B. Masalah Penelitian
Duke Treadmill Score (DTS) dari hasil ULT telah terbukti dapat
menunjukan stratifikasi prognosis pada populasi pasien dengan penyakit jantung
iskemik dan dapat membantu para klinisi dalam mengambil keputusan untuk
mengevaluasi pasien lebih lanjut dengan angiografi koroner. Duke Treadmill Score
3
memiliki nilai diagnostik yang baik berdasarkan Area Under Curve (AUC) pada
kurva Receiver Operating Characteristic (ROC) dalam memprediksi adanya
stenosis arteri koroner yang signifikan (AUC 76%;p=0.0001) dan penyakit arteri
koroner yang berat (AUC 85%;p=0.0001) namun pada penelitian tersebut penilaian
stenosis arteri koroner yang signifikan dan berat belum dinyatakan dalam bentuk
nilai Syntax dimana nilai ini dapat menjadi suatu alat yang dapat membantu para
klinisi dalam memutuskan metode revaskularisasi pada pasien dengan penyakit
arteri koroner yang kompleks sehingga perlu dilakukan penelitian untuk melihat
nilai diagnostik DTS dalam mendeteksi keparahan lesi koroner berdasarkan Nilai
Syntax. Duke Treadmill Score memang telah terbukti berhubungan dengan
keparahan lesi koroner yang dinilai dengan nilai Syntax. Pasien dengan risiko tinggi
berdasarkan DTS memiliki nilai Syntax yang meningkat secara signifikan namun
belum diketahui apakah DTS memiliki nilai diagnostik yang baik dalam mendeteksi
keparahan lesi koroner berdasarkan nilai Syntax.
C. Pertanyaan Penelitian
Berdasarkan uraian dalam latar belakang masalah di atas, maka dapat
dirumuskan suatu pertanyaan penelitian sebagai berikut:
Apakah DTS memiliki nilai diagnostik yang baik dalam mendeteksi keparahan
lesi koroner pada pasien yang terduga penyakit jantung koroner stabil?
D. Tujuan Penelitian
Penelitian ini bertujuan untuk mengetahui nilai diagnostik DTS dalam
mendeteksi derajat keparahan lesi koroner pada pasien yang terduga penyakit
jantung koroner stabil.
4
E. Manfaat Penelitian
Dengan mengetahui nilai diagnostik DTS untuk mendeteksi keparahan lesi
koroner akan didapatkan suatu indikator yang dapat digunakan untuk memprediksi
keparahan lesi koroner. Hal ini diharapkan dapat membantu klinisi terutama yang
bekerja di daerah dalam memperkirakan metode revaskularisasi yang mungkin akan
dilakukan pada pasien sehingga dapat menjadi salah satu pertimbangan klinis dalam
merujuk pasien ke pusat yang mempunyai fasilitas revaskularisasi tersebut dan
dalam memberikan edukasi kepada pasien.
F. Keaslian Penelitian
Dari studi literatur yang telah dilakukan oleh penulis, diketahui bahwa
terdapat beberapa penelitian yang mengevaluasi hubungan antara DTS dari hasil
ULT dengan keparahan lesi koroner pada angiografi koroner, yaitu:
1. Shaw et al. (1998) pada publikasinya dengan judul Use of a Prognostic
Treadmill Score in Identifying Diagnostic Coronary Diseases Subgroups,
menilai akurasi diagnosis DTS. Stenosis arteri koroner yang signifikan
dideskripsikan dengan adanya suatu stenosis ≥ 75% pada minimal 1 arteri
koroner besar dan penyakit arteri koroner yang berat dideskripsikan dengan
keterlibatan tiga arteri koroner besar atau stenosis ≥ 75% pada cabang
utama.
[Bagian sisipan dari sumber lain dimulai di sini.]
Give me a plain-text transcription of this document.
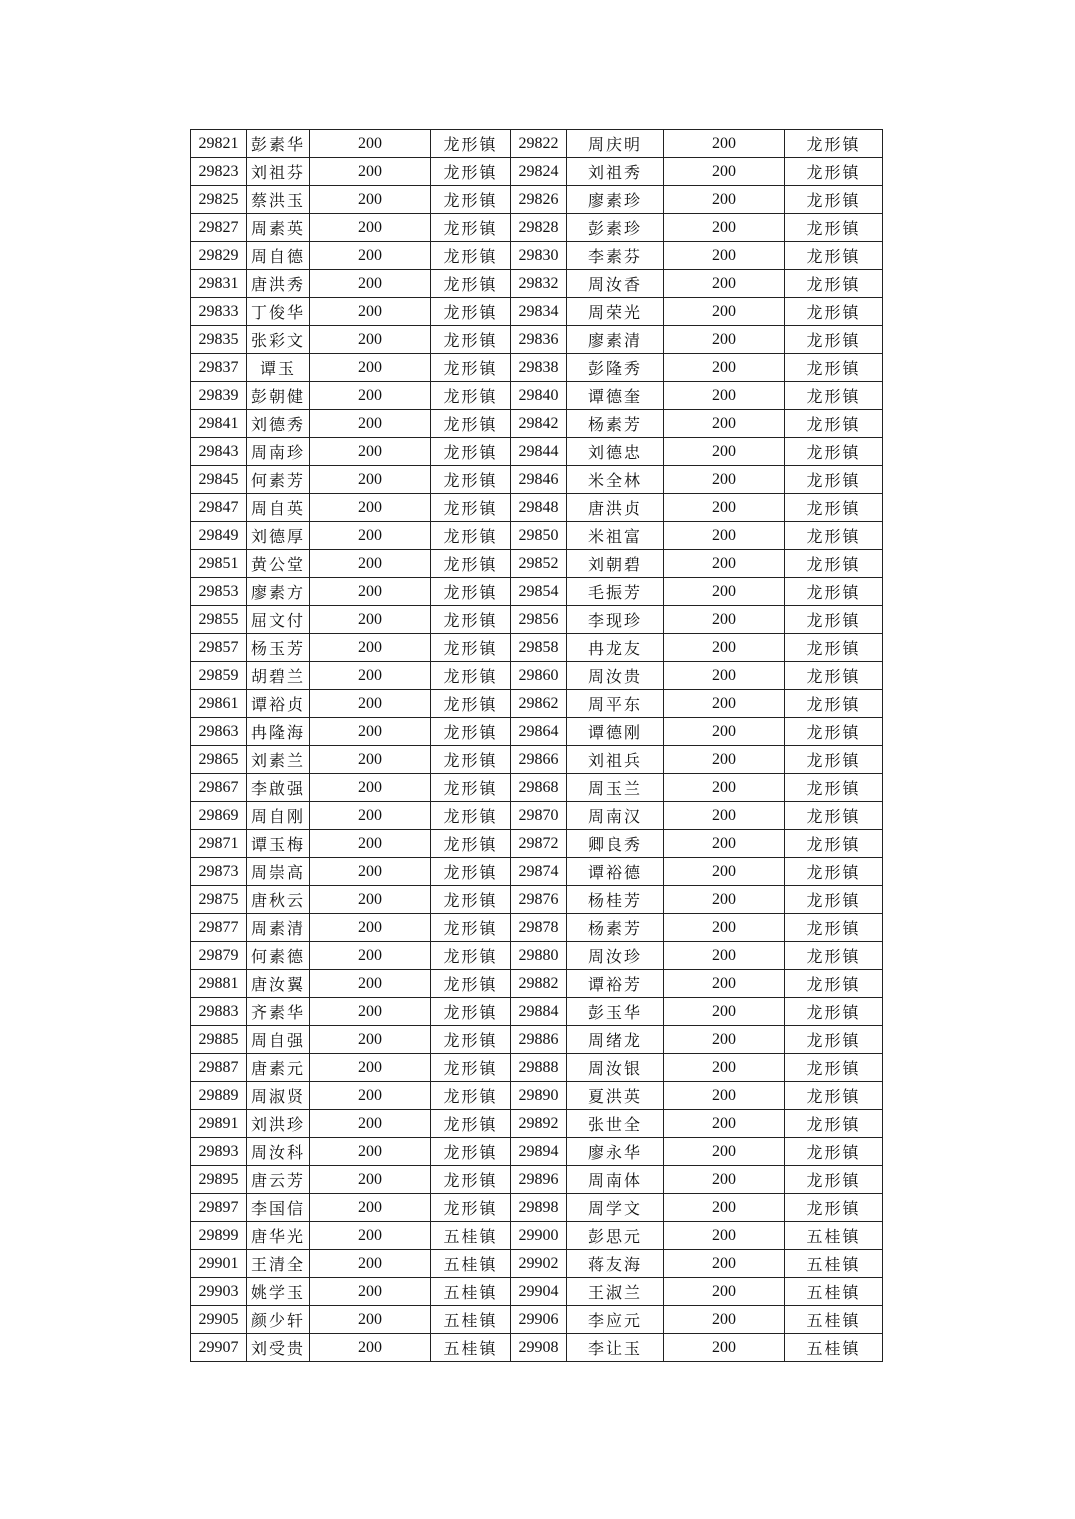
29821	彭素华	200	龙形镇	29822	周庆明	200	龙形镇
29823	刘祖芬	200	龙形镇	29824	刘祖秀	200	龙形镇
29825	蔡洪玉	200	龙形镇	29826	廖素珍	200	龙形镇
29827	周素英	200	龙形镇	29828	彭素珍	200	龙形镇
29829	周自德	200	龙形镇	29830	李素芬	200	龙形镇
29831	唐洪秀	200	龙形镇	29832	周汝香	200	龙形镇
29833	丁俊华	200	龙形镇	29834	周荣光	200	龙形镇
29835	张彩文	200	龙形镇	29836	廖素清	200	龙形镇
29837	谭玉	200	龙形镇	29838	彭隆秀	200	龙形镇
29839	彭朝健	200	龙形镇	29840	谭德奎	200	龙形镇
29841	刘德秀	200	龙形镇	29842	杨素芳	200	龙形镇
29843	周南珍	200	龙形镇	29844	刘德忠	200	龙形镇
29845	何素芳	200	龙形镇	29846	米全林	200	龙形镇
29847	周自英	200	龙形镇	29848	唐洪贞	200	龙形镇
29849	刘德厚	200	龙形镇	29850	米祖富	200	龙形镇
29851	黄公堂	200	龙形镇	29852	刘朝碧	200	龙形镇
29853	廖素方	200	龙形镇	29854	毛振芳	200	龙形镇
29855	屈文付	200	龙形镇	29856	李现珍	200	龙形镇
29857	杨玉芳	200	龙形镇	29858	冉龙友	200	龙形镇
29859	胡碧兰	200	龙形镇	29860	周汝贵	200	龙形镇
29861	谭裕贞	200	龙形镇	29862	周平东	200	龙形镇
29863	冉隆海	200	龙形镇	29864	谭德刚	200	龙形镇
29865	刘素兰	200	龙形镇	29866	刘祖兵	200	龙形镇
29867	李啟强	200	龙形镇	29868	周玉兰	200	龙形镇
29869	周自刚	200	龙形镇	29870	周南汉	200	龙形镇
29871	谭玉梅	200	龙形镇	29872	卿良秀	200	龙形镇
29873	周崇高	200	龙形镇	29874	谭裕德	200	龙形镇
29875	唐秋云	200	龙形镇	29876	杨桂芳	200	龙形镇
29877	周素清	200	龙形镇	29878	杨素芳	200	龙形镇
29879	何素德	200	龙形镇	29880	周汝珍	200	龙形镇
29881	唐汝翼	200	龙形镇	29882	谭裕芳	200	龙形镇
29883	齐素华	200	龙形镇	29884	彭玉华	200	龙形镇
29885	周自强	200	龙形镇	29886	周绪龙	200	龙形镇
29887	唐素元	200	龙形镇	29888	周汝银	200	龙形镇
29889	周淑贤	200	龙形镇	29890	夏洪英	200	龙形镇
29891	刘洪珍	200	龙形镇	29892	张世全	200	龙形镇
29893	周汝科	200	龙形镇	29894	廖永华	200	龙形镇
29895	唐云芳	200	龙形镇	29896	周南体	200	龙形镇
29897	李国信	200	龙形镇	29898	周学文	200	龙形镇
29899	唐华光	200	五桂镇	29900	彭思元	200	五桂镇
29901	王清全	200	五桂镇	29902	蒋友海	200	五桂镇
29903	姚学玉	200	五桂镇	29904	王淑兰	200	五桂镇
29905	颜少轩	200	五桂镇	29906	李应元	200	五桂镇
29907	刘受贵	200	五桂镇	29908	李让玉	200	五桂镇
Pada penelitian ini didapatkan, DTS memiliki nilai diagnostik yang
baik dalam memprediksi adanya stenosis arteri koroner yang signifikan
(AUC 76%; p=0.0001) dan penyakit arteri koroner yang berat (AUC
85%;p=0.0001).
5
2. Acar et al. (2012) pada publikasinya dengan judul Relationship Between
Duke Treadmill Score and Coronary Artery Lesion Complexity menilai
hubungan antara DTS dengan keparahan lesi koroner berdasarkan nilai
Syntax. Pada penelitian ini didapatkan, DTS memiliki korelasi yang kuat
dengan keparahan lesi koroner berdasarkan nilai Syntax (r=-0.9; p<0.001).
Belum ada penelitian yang meneliti nilai diagnostik DTS untuk mendeteksi
keparahan lesi koroner berdasarkan nilai Syntax. Penulis juga belum menemukan
publikasi mengenai penelitian serupa di Indonesia.